O primeiro dérbi da temporada entre o Real e o Atlético Madrid terminou a sorrir para os merengues, que após uma vitória importante a meio da semana para a Liga dos Campeões conseguiram agora reduzir a desvantagem pontual para os líderes da La Liga, ao vencer por 2-0 com golos de Casemiro e Carvajal.

O Real assumiu o jogo e teve mais bola durante grande parte do tempo. A tendência da equipa de Zidane para lateralizar o jogo esteve bem visível, algo que Simeone tentou combater dando a Carrasco a instrução de se colocar na linha defensiva em organização defensiva para formar uma linha de cinco e tentar travar as investidas dos laterais adversários. A estratégia foi resultando visto que o Real Madrid apesar de ter bola não criou muitas situações de perigo para a baliza de Oblak.

Reparou-se, novamente, algo visível desde o início da época: a dificuldade dos merengues em criar pelo corredor central. Modric junta-se à área, enquanto Kroos assume a batuta e pauta o ritmo do jogo através do passe longo. As únicas oportunidades criadas pelo corredor central são quando Benzema recua, mas mesmo nessas situações não tem muito apoio para criar através desse corredor. Sendo assim, o jogo lateral é aquele mais utilizado pelo Real, que cria triangulações com médio interior, lateral e extremo para procurar o cruzamento.

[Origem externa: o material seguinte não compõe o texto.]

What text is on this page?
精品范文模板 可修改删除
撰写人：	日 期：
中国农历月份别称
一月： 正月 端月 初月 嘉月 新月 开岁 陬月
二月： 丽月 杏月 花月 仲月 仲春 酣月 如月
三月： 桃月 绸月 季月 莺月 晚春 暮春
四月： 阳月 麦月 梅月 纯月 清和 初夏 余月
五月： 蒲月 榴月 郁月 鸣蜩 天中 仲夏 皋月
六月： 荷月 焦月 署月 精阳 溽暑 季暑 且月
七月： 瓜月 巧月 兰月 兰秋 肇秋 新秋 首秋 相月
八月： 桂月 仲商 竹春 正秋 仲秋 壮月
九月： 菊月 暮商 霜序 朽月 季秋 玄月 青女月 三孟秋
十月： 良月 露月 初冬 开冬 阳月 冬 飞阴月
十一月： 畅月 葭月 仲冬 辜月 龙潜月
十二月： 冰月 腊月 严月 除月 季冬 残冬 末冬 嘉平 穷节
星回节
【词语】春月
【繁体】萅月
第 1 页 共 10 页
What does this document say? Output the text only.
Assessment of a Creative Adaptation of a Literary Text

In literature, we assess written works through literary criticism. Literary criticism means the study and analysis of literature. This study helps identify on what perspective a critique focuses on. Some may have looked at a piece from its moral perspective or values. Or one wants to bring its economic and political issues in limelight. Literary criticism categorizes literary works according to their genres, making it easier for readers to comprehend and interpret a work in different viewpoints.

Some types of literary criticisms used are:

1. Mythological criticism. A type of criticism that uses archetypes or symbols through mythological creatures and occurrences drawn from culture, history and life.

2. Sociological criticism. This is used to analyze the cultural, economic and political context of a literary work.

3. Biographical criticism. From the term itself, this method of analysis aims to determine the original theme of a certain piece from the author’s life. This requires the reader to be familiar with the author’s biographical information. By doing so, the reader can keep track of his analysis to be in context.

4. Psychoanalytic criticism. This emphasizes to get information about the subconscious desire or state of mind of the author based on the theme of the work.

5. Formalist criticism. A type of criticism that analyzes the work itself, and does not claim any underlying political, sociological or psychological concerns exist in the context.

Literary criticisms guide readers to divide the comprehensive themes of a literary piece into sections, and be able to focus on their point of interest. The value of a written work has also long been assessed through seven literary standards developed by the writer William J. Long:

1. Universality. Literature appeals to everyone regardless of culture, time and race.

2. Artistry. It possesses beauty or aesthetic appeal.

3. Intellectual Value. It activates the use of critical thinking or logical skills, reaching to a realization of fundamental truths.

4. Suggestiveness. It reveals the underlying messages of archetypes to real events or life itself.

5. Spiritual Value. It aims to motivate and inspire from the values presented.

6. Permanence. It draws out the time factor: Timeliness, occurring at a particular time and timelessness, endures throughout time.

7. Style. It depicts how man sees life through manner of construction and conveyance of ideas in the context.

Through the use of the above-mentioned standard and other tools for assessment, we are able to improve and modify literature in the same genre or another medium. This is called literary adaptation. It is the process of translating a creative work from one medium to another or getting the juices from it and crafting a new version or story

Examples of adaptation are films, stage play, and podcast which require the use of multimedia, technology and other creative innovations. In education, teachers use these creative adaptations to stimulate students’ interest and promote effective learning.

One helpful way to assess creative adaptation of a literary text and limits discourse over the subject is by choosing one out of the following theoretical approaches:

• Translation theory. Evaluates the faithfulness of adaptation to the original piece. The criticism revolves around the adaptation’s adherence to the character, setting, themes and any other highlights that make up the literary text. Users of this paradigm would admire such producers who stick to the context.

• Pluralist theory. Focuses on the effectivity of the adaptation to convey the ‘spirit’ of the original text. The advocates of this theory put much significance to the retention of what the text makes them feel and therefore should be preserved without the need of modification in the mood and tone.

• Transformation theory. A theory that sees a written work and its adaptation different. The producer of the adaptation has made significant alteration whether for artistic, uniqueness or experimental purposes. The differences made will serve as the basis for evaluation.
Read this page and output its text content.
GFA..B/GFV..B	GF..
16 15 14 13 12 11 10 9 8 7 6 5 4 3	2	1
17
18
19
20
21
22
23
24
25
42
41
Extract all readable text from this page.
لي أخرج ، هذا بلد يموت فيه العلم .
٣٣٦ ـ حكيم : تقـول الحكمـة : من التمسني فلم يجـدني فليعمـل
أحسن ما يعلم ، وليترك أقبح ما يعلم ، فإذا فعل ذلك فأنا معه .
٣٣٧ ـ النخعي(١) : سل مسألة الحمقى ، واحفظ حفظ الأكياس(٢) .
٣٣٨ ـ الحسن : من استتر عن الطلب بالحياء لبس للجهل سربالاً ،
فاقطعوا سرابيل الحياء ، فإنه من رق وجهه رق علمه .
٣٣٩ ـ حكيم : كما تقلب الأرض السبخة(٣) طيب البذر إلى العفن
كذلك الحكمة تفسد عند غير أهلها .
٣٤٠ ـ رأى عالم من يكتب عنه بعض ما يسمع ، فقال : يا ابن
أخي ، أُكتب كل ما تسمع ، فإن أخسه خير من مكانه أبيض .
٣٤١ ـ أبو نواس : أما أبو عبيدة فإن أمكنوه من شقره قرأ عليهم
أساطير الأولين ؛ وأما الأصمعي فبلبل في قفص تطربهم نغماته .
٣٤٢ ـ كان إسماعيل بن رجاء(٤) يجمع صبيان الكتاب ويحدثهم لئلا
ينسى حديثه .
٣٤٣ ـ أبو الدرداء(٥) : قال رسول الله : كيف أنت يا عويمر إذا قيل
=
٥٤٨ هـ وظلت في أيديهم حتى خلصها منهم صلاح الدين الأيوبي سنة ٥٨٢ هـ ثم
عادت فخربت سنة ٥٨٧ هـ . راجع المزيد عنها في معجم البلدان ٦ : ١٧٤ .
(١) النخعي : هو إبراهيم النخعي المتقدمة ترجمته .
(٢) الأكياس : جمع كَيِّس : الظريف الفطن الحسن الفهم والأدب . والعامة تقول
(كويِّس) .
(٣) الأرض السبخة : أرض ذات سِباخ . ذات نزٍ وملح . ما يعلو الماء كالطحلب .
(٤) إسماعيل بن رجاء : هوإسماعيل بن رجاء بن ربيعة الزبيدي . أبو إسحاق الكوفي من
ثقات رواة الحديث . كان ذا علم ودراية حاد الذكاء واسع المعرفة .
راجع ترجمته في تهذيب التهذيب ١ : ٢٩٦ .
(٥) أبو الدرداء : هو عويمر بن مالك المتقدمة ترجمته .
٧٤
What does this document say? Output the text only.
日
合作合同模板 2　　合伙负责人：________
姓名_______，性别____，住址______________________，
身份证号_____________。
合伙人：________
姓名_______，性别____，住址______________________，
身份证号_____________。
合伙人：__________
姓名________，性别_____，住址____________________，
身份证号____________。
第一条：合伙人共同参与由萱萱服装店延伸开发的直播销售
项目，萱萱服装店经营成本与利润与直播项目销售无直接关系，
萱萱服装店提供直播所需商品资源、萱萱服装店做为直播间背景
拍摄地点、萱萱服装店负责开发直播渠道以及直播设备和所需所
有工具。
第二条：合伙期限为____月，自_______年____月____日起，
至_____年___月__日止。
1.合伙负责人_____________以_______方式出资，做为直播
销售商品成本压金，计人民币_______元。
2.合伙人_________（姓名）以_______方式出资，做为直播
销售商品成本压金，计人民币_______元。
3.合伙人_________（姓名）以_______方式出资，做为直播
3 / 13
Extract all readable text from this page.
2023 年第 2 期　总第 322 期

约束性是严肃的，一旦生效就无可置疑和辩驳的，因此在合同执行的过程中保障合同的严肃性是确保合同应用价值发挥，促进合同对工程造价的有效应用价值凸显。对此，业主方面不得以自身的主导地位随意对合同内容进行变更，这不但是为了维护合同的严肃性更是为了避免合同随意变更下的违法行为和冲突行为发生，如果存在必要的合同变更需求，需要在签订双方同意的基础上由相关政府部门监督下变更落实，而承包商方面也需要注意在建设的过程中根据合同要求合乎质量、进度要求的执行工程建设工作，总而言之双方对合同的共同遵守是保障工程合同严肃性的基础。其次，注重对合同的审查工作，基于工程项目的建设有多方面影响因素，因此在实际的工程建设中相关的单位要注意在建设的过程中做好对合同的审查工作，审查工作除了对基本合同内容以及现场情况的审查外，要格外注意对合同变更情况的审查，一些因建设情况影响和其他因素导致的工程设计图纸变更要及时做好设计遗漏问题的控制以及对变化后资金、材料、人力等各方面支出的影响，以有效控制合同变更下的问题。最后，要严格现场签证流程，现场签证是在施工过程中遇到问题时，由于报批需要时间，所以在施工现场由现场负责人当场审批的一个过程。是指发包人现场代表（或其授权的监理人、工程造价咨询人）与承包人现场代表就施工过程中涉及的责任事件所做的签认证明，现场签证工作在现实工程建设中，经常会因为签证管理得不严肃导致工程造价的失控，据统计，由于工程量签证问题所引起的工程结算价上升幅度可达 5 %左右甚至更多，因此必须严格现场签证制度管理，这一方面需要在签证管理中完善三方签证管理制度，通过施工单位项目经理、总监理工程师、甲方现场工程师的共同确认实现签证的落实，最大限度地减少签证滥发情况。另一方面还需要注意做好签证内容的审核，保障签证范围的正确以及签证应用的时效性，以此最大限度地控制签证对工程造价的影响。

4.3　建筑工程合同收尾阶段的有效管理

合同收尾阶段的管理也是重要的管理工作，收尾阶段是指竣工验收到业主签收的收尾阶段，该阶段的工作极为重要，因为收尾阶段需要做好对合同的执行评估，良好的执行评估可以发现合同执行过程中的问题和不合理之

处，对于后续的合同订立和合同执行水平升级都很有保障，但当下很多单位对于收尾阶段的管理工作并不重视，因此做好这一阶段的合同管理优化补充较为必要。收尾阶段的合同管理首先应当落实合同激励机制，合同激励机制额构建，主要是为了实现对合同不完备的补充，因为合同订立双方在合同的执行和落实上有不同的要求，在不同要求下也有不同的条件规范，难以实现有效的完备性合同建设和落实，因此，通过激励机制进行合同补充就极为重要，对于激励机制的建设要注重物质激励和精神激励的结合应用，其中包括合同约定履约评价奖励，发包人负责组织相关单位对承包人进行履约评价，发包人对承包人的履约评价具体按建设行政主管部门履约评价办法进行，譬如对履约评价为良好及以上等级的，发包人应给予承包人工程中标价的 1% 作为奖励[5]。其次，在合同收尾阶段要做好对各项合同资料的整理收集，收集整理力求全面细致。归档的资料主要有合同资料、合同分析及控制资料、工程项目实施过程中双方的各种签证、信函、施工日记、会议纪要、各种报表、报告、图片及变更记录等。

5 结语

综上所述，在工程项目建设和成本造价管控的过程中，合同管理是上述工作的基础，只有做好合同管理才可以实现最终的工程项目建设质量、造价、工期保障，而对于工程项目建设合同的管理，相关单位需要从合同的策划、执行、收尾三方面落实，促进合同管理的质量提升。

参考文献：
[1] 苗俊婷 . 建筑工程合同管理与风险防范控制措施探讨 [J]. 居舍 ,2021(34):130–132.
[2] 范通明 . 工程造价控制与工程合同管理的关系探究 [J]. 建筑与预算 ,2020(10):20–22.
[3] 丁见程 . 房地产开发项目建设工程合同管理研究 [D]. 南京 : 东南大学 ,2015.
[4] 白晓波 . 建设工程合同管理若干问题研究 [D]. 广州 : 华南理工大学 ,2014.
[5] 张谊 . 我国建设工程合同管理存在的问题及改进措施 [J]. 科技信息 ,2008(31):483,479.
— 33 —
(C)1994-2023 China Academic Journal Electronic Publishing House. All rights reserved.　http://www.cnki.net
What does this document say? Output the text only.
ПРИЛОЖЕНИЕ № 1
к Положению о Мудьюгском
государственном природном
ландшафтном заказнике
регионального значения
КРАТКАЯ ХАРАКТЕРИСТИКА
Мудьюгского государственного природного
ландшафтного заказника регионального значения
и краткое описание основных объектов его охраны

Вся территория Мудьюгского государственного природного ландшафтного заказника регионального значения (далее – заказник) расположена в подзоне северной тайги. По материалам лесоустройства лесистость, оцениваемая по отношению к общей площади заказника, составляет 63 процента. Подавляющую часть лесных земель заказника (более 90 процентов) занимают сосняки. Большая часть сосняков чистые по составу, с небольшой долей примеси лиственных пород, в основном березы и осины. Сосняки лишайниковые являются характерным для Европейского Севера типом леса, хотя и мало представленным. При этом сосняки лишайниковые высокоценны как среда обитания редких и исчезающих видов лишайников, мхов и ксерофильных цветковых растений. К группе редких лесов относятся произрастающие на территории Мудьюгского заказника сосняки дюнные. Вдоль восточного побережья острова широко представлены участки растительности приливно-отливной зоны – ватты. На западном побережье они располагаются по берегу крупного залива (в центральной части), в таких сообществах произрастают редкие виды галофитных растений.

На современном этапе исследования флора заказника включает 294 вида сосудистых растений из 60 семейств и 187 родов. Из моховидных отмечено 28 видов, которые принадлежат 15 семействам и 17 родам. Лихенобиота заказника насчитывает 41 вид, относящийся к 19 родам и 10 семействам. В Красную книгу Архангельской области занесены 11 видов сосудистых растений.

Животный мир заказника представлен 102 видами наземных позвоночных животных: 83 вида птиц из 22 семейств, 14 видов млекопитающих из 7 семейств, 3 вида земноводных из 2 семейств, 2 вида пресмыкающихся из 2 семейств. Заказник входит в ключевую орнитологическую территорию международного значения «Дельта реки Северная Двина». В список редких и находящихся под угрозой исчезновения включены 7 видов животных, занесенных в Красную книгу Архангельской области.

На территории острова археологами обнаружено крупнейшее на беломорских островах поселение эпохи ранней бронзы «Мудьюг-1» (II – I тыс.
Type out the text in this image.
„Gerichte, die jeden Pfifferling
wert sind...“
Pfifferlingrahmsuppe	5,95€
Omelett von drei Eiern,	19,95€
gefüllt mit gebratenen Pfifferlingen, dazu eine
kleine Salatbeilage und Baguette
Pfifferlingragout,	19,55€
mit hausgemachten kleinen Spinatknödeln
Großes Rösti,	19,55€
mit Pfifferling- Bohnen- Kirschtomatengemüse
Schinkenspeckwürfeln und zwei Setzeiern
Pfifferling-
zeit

Os golos da partida chegaram na sequência de bola parada. No primeiro golo podemos ver que o movimento de Varane é fundamental para o lance resultar em finalização. Ele parte desde trás, dando a entender que vai atacar a bola ao primeiro poste. Com isso atrai dois jogadores do Atlético, que saem da marcação a Casemiro e o deixam de frente para a bola. Apesar do brasileiro ter três homens “em cima” dele, a bola vem de frente e acaba por ser uma finalização fácil, mas conseguida graças ao movimento inteligente de Varane.

O segundo golo é mais mérito de Carvajal (e azar de Oblak) do que demérito do Atlético. Mas a realidade é que não há nenhum jogador instruído para sair rápido daquele bloco defensivo assim que há o alívio. Mesmo que não existisse oportunidade de remate, poderia existir uma transição ofensiva rápida que o Atlético poderia ter aproveitado. É verdade que Koke se aproxima, mas ao contrário do outro lado onde há Lemar, no lado do golo há demasiado espaço para Carvajal decidir.